Yawn, yawn… not a very exciting subject, but it has to be done. The number of passwords and accounts that most of us have to keep track of is just not manageable without some sort of system, unless you have a photographic memory. I don’t.
I’ve had a few systems over the years; from using the same password for every account, to variations on that password depending on the website, to a password-protected spreadsheet. But none of these was really satisfactory.
I recently came across LastPass, which I have been using for while now. It integrates into my browser, and works great most of the time. It painlessly logs me into whatever site I happen to have stored in my vault and asks to store logins for any new sites. I don’t have to remember the password which means that I can use really secure ones, and I can also view them if I need to. On the downside, I still feel a little nervous having all my access details floating up there in the cloud. I know it is all encrypted, but still…
So, for the accounts that I really don’t want anyone to get their hands on I have stuck them onto an encrypted USB key (using TrueCrypt).

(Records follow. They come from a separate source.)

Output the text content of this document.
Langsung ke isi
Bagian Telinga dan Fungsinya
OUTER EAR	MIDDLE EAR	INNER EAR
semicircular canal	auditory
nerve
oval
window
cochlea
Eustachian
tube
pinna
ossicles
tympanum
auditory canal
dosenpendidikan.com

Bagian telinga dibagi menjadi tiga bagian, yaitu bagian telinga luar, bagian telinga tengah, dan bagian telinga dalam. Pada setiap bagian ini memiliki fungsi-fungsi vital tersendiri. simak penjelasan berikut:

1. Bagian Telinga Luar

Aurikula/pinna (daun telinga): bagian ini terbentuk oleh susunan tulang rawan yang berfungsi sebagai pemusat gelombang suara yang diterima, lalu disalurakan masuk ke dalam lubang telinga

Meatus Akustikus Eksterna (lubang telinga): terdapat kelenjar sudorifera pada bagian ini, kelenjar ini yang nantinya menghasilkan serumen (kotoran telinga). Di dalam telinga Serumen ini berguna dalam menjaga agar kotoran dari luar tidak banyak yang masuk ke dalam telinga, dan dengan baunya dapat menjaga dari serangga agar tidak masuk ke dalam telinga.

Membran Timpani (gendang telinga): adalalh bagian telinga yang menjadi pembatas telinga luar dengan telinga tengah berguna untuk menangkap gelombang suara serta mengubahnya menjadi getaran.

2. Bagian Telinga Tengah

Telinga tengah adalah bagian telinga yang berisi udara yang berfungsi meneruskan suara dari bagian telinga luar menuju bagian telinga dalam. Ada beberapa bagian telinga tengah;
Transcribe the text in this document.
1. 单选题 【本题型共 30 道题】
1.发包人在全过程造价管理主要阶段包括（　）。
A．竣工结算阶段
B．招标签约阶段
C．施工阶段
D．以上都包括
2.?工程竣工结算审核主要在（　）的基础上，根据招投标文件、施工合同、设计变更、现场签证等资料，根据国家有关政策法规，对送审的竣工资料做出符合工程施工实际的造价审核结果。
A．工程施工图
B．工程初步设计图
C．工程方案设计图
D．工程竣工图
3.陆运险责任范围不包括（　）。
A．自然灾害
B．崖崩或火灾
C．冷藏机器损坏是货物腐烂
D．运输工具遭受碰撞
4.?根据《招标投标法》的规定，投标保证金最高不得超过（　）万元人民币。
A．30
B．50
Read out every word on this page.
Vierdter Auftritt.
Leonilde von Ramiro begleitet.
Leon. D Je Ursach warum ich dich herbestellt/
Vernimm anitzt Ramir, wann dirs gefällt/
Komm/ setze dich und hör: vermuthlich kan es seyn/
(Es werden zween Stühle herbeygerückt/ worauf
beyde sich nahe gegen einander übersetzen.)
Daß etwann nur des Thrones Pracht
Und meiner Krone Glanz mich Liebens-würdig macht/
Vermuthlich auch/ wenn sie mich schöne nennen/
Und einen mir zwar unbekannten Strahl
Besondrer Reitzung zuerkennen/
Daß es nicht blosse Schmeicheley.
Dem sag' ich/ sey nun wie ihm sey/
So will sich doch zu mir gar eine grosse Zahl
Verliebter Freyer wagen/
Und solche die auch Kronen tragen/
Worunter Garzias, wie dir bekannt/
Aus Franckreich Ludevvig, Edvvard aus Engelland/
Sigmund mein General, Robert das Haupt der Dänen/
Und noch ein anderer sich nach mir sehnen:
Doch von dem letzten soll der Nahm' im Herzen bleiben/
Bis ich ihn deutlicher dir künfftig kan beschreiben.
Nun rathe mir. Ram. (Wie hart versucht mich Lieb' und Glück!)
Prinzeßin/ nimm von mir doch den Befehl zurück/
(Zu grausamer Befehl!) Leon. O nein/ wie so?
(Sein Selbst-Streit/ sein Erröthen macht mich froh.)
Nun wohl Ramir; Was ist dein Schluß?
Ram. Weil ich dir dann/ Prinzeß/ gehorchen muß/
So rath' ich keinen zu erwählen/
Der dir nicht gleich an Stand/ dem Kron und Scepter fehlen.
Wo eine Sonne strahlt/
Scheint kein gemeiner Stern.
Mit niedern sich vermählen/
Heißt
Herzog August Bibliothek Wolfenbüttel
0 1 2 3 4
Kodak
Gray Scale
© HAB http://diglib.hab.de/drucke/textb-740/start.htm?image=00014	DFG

I only mount it when I need to so it is hardly ever exposed to the outside world. Although I’m not so sure about TrueCrypt now, after the original project was mysteriously abandoned earlier this year. TODO: check out VeraCrypt, which is apparently an improved fork of TrueCrypt.
All very boring and time-consuming stuff, and I don’t think there is a perfect solution, but I do feel a little bit more comfortable now that something has been done.